The allegations are serious. Plaintiffs claim Circle knowingly allowed suspected North Korea-linked attackers to move roughly $230 million in stolen USDC. How? Through Circle’s own Cross-Chain Transfer Protocol (CCTP). The hackers bridged funds from Solana to Ethereum in over 100 transactions across eight hours. All during U.S. business hours.
Circle Class Action Lawsuit: Why Plaintiffs Are Furious
The lawsuit argues Circle had both the technical ability and contractual authority to freeze the stolen funds. Yet it did nothing. As evidence, plaintiffs point to a separate case just nine days earlier.
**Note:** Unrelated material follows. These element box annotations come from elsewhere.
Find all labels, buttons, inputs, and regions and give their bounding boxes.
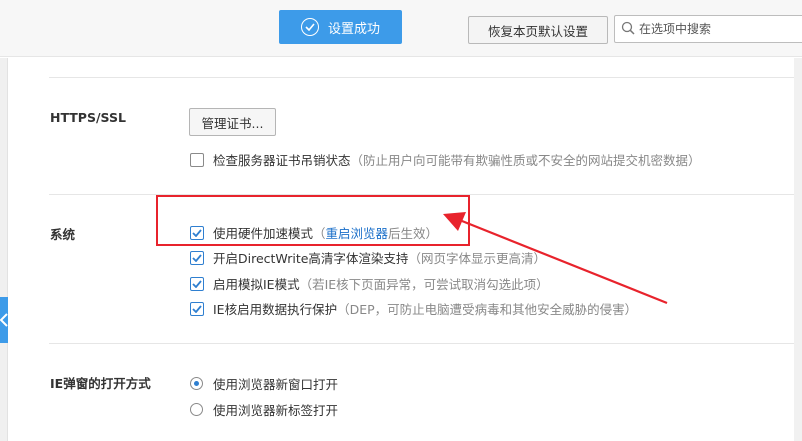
checkmark-icon [192, 253, 202, 262]
search-icon [621, 20, 635, 39]
option-label: 启用模拟IE模式 [213, 277, 300, 292]
restore-defaults-button[interactable]: 恢复本页默认设置 [468, 16, 608, 44]
manage-certificates-button[interactable]: 管理证书... [189, 108, 276, 136]
radio-new-window[interactable]: 使用浏览器新窗口打开 [190, 374, 338, 393]
annotation-highlight-box [156, 195, 470, 246]
section-label-https: HTTPS/SSL [50, 110, 126, 125]
check-circle-icon [300, 18, 319, 36]
option-note: （DEP，可防止电脑遭受病毒和其他安全威胁的侵害） [337, 302, 638, 317]
radio-button[interactable] [190, 403, 203, 416]
radio-dot-icon [194, 381, 199, 386]
checkbox[interactable] [190, 250, 204, 265]
section-divider [49, 343, 794, 344]
settings-page: 设置成功 恢复本页默认设置 HTTPS/SSL 管理证书... 检查服务器证书吊… [0, 0, 802, 441]
option-ie-dep[interactable]: IE核启用数据执行保护 （DEP，可防止电脑遭受病毒和其他安全威胁的侵害） [190, 299, 637, 318]
radio-button[interactable] [190, 377, 203, 390]
option-label: 检查服务器证书吊销状态 [213, 153, 351, 168]
checkbox[interactable] [190, 301, 204, 316]
search-field[interactable] [614, 15, 802, 43]
option-ie-emulation[interactable]: 启用模拟IE模式 （若IE核下页面异常，可尝试取消勾选此项） [190, 274, 549, 293]
checkmark-icon [192, 304, 202, 313]
option-label: 使用浏览器新标签打开 [213, 403, 339, 418]
option-note: （防止用户向可能带有欺骗性质或不安全的网站提交机密数据） [350, 153, 701, 168]
option-note: （若IE核下页面异常，可尝试取消勾选此项） [299, 277, 549, 292]
option-note: （网页字体显示更高清） [408, 251, 546, 266]
vertical-scrollbar[interactable] [794, 58, 802, 441]
section-label-system: 系统 [50, 227, 76, 242]
top-toolbar: 设置成功 恢复本页默认设置 [0, 0, 802, 57]
checkmark-icon [192, 279, 202, 288]
collapse-sidebar-button[interactable] [0, 297, 8, 343]
section-divider [49, 77, 794, 78]
option-directwrite[interactable]: 开启DirectWrite高清字体渲染支持 （网页字体显示更高清） [190, 248, 546, 267]
checkbox[interactable] [190, 276, 204, 291]
success-toast: 设置成功 [279, 10, 402, 44]
checkbox[interactable] [190, 152, 204, 167]
option-label: 使用浏览器新窗口打开 [213, 377, 339, 392]
chevron-left-icon [0, 313, 8, 327]
section-label-ie-popup: IE弹窗的打开方式 [50, 376, 151, 391]
success-toast-label: 设置成功 [327, 21, 380, 37]
option-check-revocation[interactable]: 检查服务器证书吊销状态 （防止用户向可能带有欺骗性质或不安全的网站提交机密数据） [190, 150, 701, 169]
option-label: IE核启用数据执行保护 [213, 302, 338, 317]
radio-new-tab[interactable]: 使用浏览器新标签打开 [190, 400, 338, 419]
search-input[interactable] [639, 22, 799, 36]
left-nav-gutter [0, 58, 8, 441]
option-label: 开启DirectWrite高清字体渲染支持 [213, 251, 409, 266]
Circle froze 16 unrelated wallets under court direction. So, they clearly knew how to act.
On-chain investigator ZachXBT summed up the frustration: “Six hours is how long Circle had to freeze stolen funds from the $280M+ Drift hack.” He’s been Circle’s loudest critic, claiming its slow approach has let over $420 million in stolen funds escape since 2022.
Circle CEO Jeremy Allaire Defends the Policy
Circle CEO Jeremy Allaire isn’t backing down. Speaking at a press conference in Seoul, he stated that Circle only freezes USDC wallets at the direction of law enforcement or courts. He called unilateral action a “significant moral quandary.” His words: “If there are others that believe that Circle should just step away from what the law says and do its own, make its own decisions, I think it’s a very risky proposition.”
The crypto community is split. Bloomberg analyst James Seyffart criticized the ambiguity, saying: “Either you’re a decentralized protocol and literally do not have the power to freeze, or you’re not and you should be freezing hacked funds.” Meanwhile, ARK Invest’s director warned that freezing without legal backing opens the door for arbitrary decisions.
Drift Protocol Pivots to Tether
In a sharp rebuke to Circle, Drift Protocol announced a $150 million recovery plan in partnership with Tether. The package includes up to $127.5 million from Tether. More importantly, Drift is shifting from USDC to USDT as its core settlement asset. The message is clear: Circle’s inaction has consequences.
My Thoughts
This lawsuit cuts to the heart of stablecoin regulation. Circle is in an impossible position: freeze without a court order and you’re accused of centralized overreach; wait for legal process and you’re blamed for letting stolen funds escape. The Drift hack exposed this regulatory no-man’s-land. The fact that Circle froze 16 unrelated wallets just days earlier makes their defense weaker. For investors, this is a major overhang on CRCL stock. For the industry, it’s a wake-up call. Expect lawmakers to fast-track stablecoin legislation clarifying freeze authority. Until then, Circle’s “court-order-only” policy is under fire. Watch the CLARITY Act closely.